Coen menunjukkannya kepada kami, dan kepada Macbeth, dalam sebuah fatamorgana rangkap tiga. Ramalannya—bahwa Macbeth akan menjadi raja—adalah salah satu yang dia ingat secara bertahap, menulisnya dalam surat yang dia kirimkan ke istrinya, Lady Macbeth dari McDormand. Dia membacanya dengan penuh semangat saat dia berjalan melalui koridor minimalis yang diapit oleh kandil tinggi, salah satunya menyediakan api yang dia gunakan untuk membakar surat itu dan mengirimkannya melalui jendela, terbang ke malam seperti planet yang salah. Masa depannya begitu cerah sehingga sudah terbakar.
Duncan, raja yang terkutuk, diperankan oleh Brendan Gleeson, dengan gravitas sipit; Corey Hawkins adalah Thane Macduff yang setia, jiwa yang dapat dipercaya yang memainkan peran penting di final—tetapi sebelum itu, dia memiliki adegan yang bagus di mana dia menangkap awal kesedihan yang berduri. Kenikmatan dari Tragedi Macbeth yang dingin: Ada adegan yang benar-benar mengerikan menyinggung, jika tidak terang-terangan menunjukkan, pembunuhan anak-anak Macduff.
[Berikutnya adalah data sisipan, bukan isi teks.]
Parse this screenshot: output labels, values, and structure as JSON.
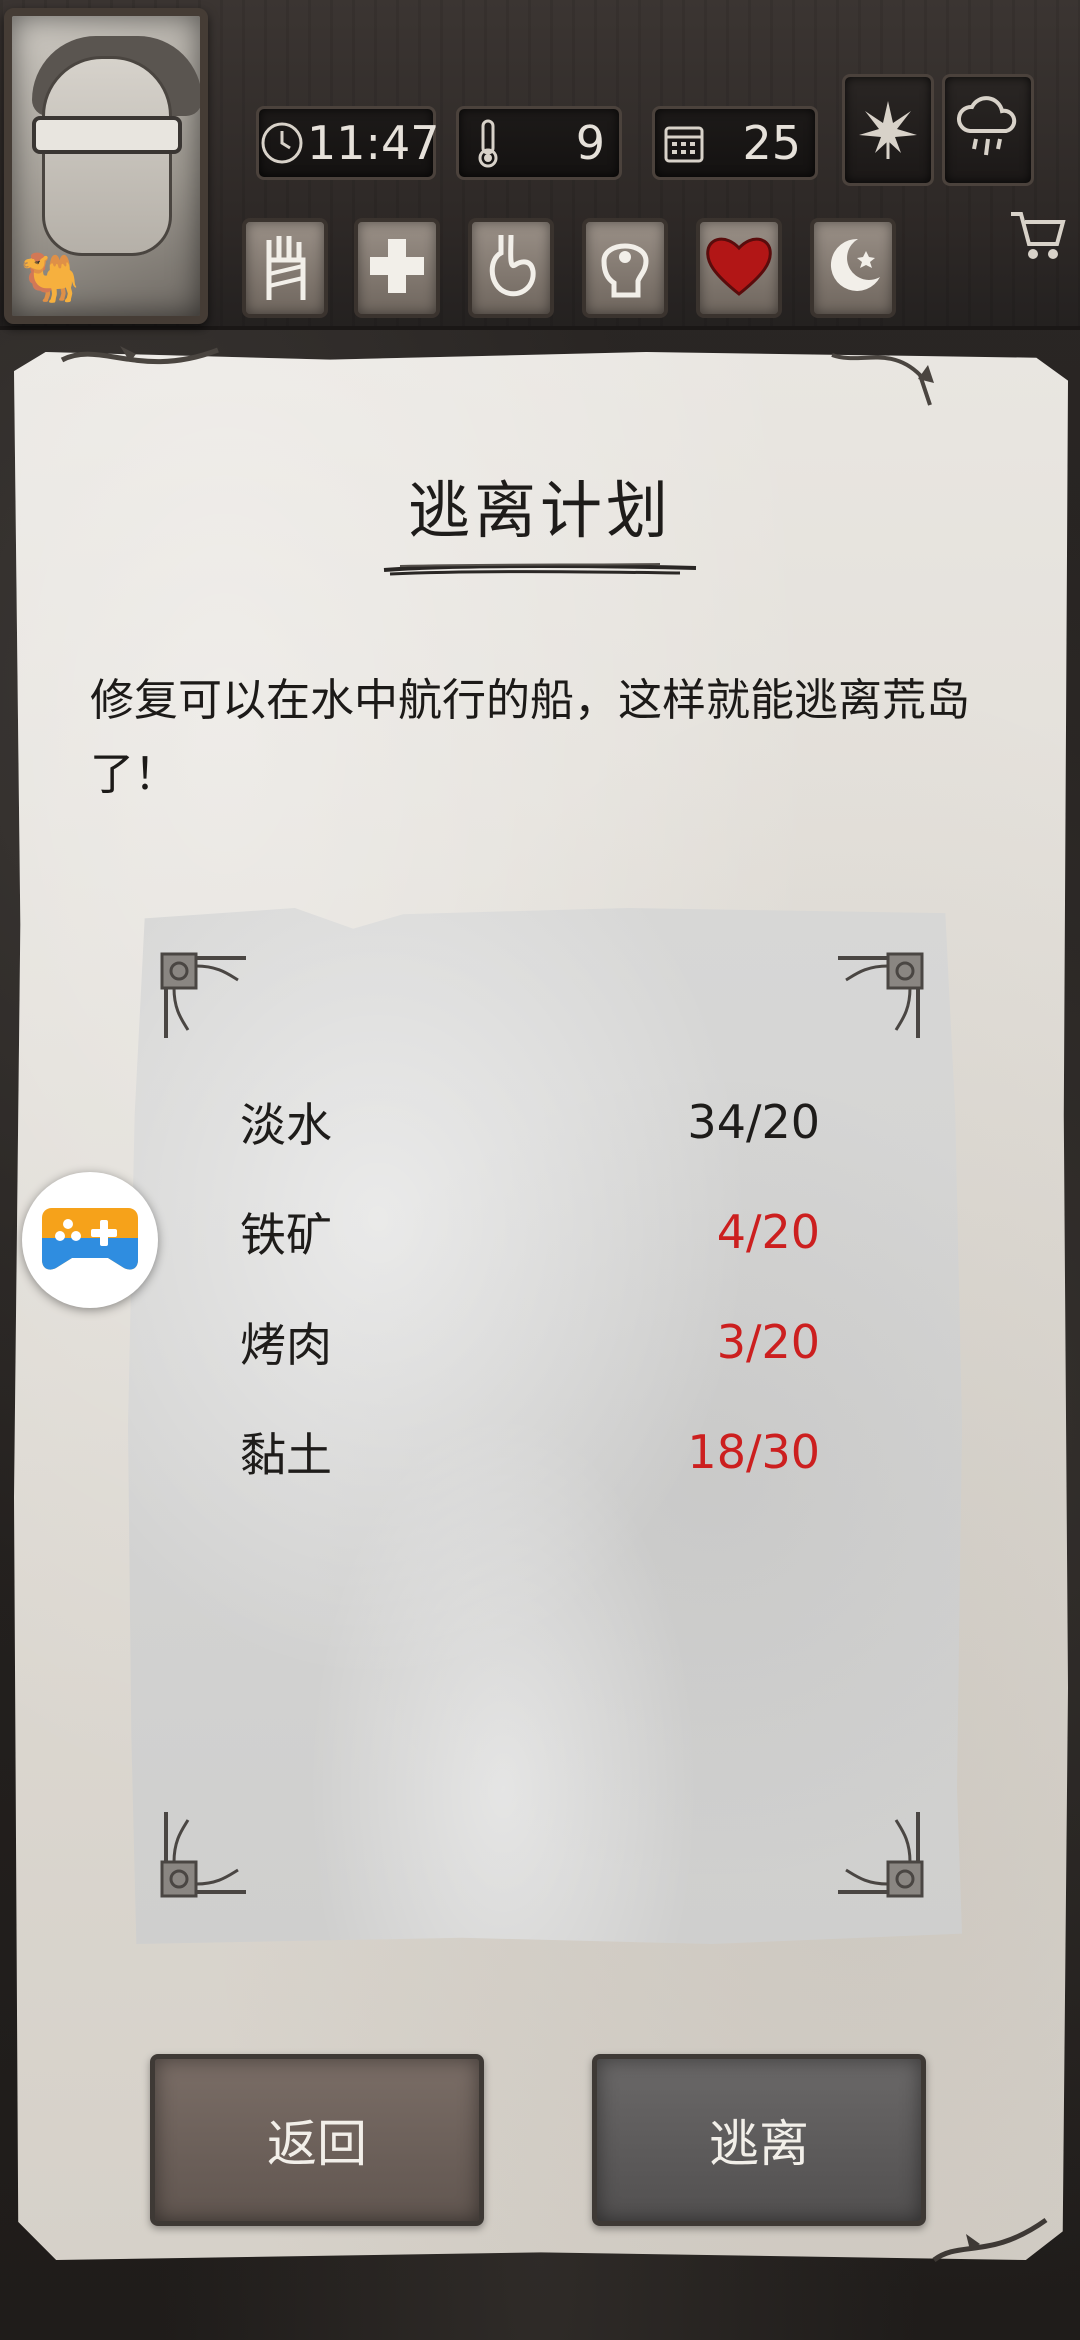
{
  "hud": {
    "time": "11:47",
    "temperature": "9",
    "day": "25",
    "season_icon": "leaf-icon",
    "weather_icon": "rain-cloud-icon",
    "status_icons": [
      "bandage-hand-icon",
      "health-cross-icon",
      "stomach-icon",
      "brain-icon",
      "heart-icon",
      "moon-sleep-icon"
    ],
    "cart_icon": "shopping-cart-icon"
  },
  "dialog": {
    "title": "逃离计划",
    "description": "修复可以在水中航行的船，这样就能逃离荒岛了！"
  },
  "requirements": [
    {
      "name": "淡水",
      "qty": "34/20",
      "sufficient": true
    },
    {
      "name": "铁矿",
      "qty": "4/20",
      "sufficient": false
    },
    {
      "name": "烤肉",
      "qty": "3/20",
      "sufficient": false
    },
    {
      "name": "黏土",
      "qty": "18/30",
      "sufficient": false
    }
  ],
  "buttons": {
    "back_label": "返回",
    "escape_label": "逃离"
  },
  "colors": {
    "insufficient": "#cc1f1f",
    "sufficient": "#1e1c1a"
  }
}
McDormand membuat Lady Macbeth yang kokoh dan menarik: Dengan koif melingkar dan postur tegak, dia memiliki tampilan salah satu wanita yang pensiun ke Santa Fe untuk menenun hiasan dinding, dan ini adalah bagian dari apa yang membuat motifnya begitu mengerikan—pada usia ketika sebagian besar calon ratu Skotlandia akan mereda, dia baru saja bangkit. Dan Washington adalah Macbeth yang fenomenal, kadang-kadang gagap dan gagap, tegas pada orang lain. Tepat ketika dia mencapai usia kakek panutan, dia adalah seorang pria di jalur yang salah, meskipun energinya luar biasa: dia melangkah melalui koridor kastilnya dengan fisik atletis SMA, panel tunik kulit agungnya. melebar di sekitar kakinya seperti insang ikan yang sedang bertarung.
Baca lebih banyak ulasan dari Stephanie Zacharek
Kostum di sini—oleh Mary Zophres—sangat luar biasa sehingga bisa menjadi fondasi lini produk baru. Titik-titik kecil bordir di leher sarung linen Lady Macbeth, sepatu bot kulit lembut yang dikenakan para pria, dibentuk dan dibentuk hanya dari beberapa potong kulit: Macbethwear, siapa saja? Tapi kemudian, seluruh film memiliki nuansa mantel yang berat yang menempel di bahu — pada akhirnya, Anda mungkin tidak yakin dengan apa yang baru saja Anda lihat, tetapi Anda tahu bahwa Anda benar-benar melihat sesuatu. Meskipun aktor sering menuntut untuk tampil Macbeth, Saya tahu sangat sedikit orang yang akan menyebutnya sebagai permainan favorit mereka. Mungkin terlalu mencolok, terlalu seperti anak panah dalam pikirannya yang tunggal, untuk menjadi favorit. Tapi aku bisa melihat Tragedi Macbeth menjadi film adaptasi Shakespeare favorit, bagi mereka yang memeringkat hal seperti itu. Menontonnya, saya merasa seolah-olah saya adalah bagian dari penonton yang melihat pertunjukan untuk pertama kalinya, dari pit. Aku tersentak lebih dari sekali; pada satu titik, tangisan tercekik yang aneh tersangkut di tenggorokanku. Pada akhirnya, saya memeriksa bagian bawah sepatu saya untuk jerami dan lumpur, dan terkejut karena tidak menemukan keduanya.